The canalizing strength is defined as a weighted average of the proportions of k-set canalizing inputs for k = 1 to n-1. It is 0 for minimally canalizing functions (e.g., Boolean parity functions) and 1 for maximally canalizing functions (e.g., nested canalizing functions with one layer).
Returns:
tuple:
float: The canalizing strength of f.
list: A list of the k-set canalizing proportions for k = 1, 2, …, n-1.
References:
Kadelka, C., Keilty, B., & Laubenbacher, R. (2023). Collectively canalizing Boolean functions. Advances in Applied Mathematics, 145, 102475.
- get_input_redundancy() float | None [source]
Important
This method requires an installation of CANA (See Extended Functionality). If CANA is not found, this method wil return None.
Compute the input redundancy of a Boolean function.
The input redundancy quantifies how many inputs are not required to determine the function’s output. Constant functions have an input redundancy of 1 (none of the inputs are needed), whereas parity functions have an input redundancy of 0 (all inputs are necessary).
Returns:
float: Normalized input redundancy in the interval [0, 1].
References:
Marques-Pita, M., & Rocha, L. M. (2013). Canalization and control in automata networks: body segmentation in Drosophila melanogaster. PloS One, 8(3), e55946.
Correia, R. B., Gates, A. J., Wang, X., & Rocha, L. M. (2018). CANA: a python package for quantifying control and canalization in Boolean networks. Frontiers in Physiology, 9, 1046.
- get_edge_effectiveness() list | None [source]
Important
This method requires an installation of CANA (See Extended Functionality). If CANA is not found, this method wil return None.
Compute the edge effectiveness for each regulator of a Boolean function.

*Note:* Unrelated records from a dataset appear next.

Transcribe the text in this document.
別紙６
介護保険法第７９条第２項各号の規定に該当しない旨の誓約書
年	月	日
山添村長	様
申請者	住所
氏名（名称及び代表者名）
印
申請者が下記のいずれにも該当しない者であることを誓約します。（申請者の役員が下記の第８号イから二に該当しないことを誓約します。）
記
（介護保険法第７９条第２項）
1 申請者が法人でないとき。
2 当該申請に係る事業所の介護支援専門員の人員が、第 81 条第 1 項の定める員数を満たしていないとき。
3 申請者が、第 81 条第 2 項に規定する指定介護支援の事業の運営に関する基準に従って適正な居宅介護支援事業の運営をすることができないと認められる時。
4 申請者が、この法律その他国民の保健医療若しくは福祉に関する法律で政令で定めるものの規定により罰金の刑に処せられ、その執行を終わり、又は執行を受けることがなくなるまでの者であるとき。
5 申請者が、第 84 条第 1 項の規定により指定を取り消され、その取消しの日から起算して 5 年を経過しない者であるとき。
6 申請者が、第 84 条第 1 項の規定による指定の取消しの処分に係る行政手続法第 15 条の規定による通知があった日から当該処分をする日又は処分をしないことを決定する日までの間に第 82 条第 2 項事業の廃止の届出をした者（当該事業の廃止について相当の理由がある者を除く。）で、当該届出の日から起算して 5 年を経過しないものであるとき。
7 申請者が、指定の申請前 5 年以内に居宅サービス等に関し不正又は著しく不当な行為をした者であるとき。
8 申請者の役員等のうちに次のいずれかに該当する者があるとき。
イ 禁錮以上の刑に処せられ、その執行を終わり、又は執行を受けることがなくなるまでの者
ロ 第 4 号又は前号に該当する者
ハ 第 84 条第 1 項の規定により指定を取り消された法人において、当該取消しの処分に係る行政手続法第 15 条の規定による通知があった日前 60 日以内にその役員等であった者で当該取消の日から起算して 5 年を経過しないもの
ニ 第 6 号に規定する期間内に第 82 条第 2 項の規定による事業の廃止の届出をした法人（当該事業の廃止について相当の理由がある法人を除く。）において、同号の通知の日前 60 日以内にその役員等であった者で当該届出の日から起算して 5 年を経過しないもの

Edge effectiveness measures how much flipping a given input (regulator) influences the output. Non-essential inputs have an effectiveness of 0, whereas inputs that always flip the output when toggled have an effectiveness of 1.
Returns:
list: A list of n floats in [0, 1] representing the edge effectiveness for each input.
References:
Marques-Pita, M., & Rocha, L. M. (2013). Canalization and control in automata networks: body segmentation in Drosophila melanogaster. PloS One, 8(3), e55946.
Correia, R. B., Gates, A. J., Wang, X., & Rocha, L. M. (2018). CANA: a python package for quantifying control and canalization in Boolean networks. Frontiers in Physiology, 9, 1046.
- get_effective_degree() float | None [source]
Important
This method requires an installation of CANA (See Extended Functionality). If CANA is not found, this method wil return None.
Compute the effective degree, i.e., the sum of the edge effectivenesses of each regulator, of a Boolean function.
Edge effectiveness measures how much flipping a given input (regulator) influences the output. Non-essential inputs have an effectiveness of 0, whereas inputs that always flip the output when toggled have an effectiveness of 1.
Returns:
list: A value in [0, 1] representing the effective degree for each input. #TODO
References:
Marques-Pita, M., & Rocha, L. M. (2013). Canalization and control in automata networks: body segmentation in Drosophila melanogaster. PloS One, 8(3), e55946.
Correia, R. B., Gates, A. J., Wang, X., & Rocha, L. M. (2018). CANA: a python package for quantifying control and canalization in Boolean networks. Frontiers in Physiology, 9, 1046.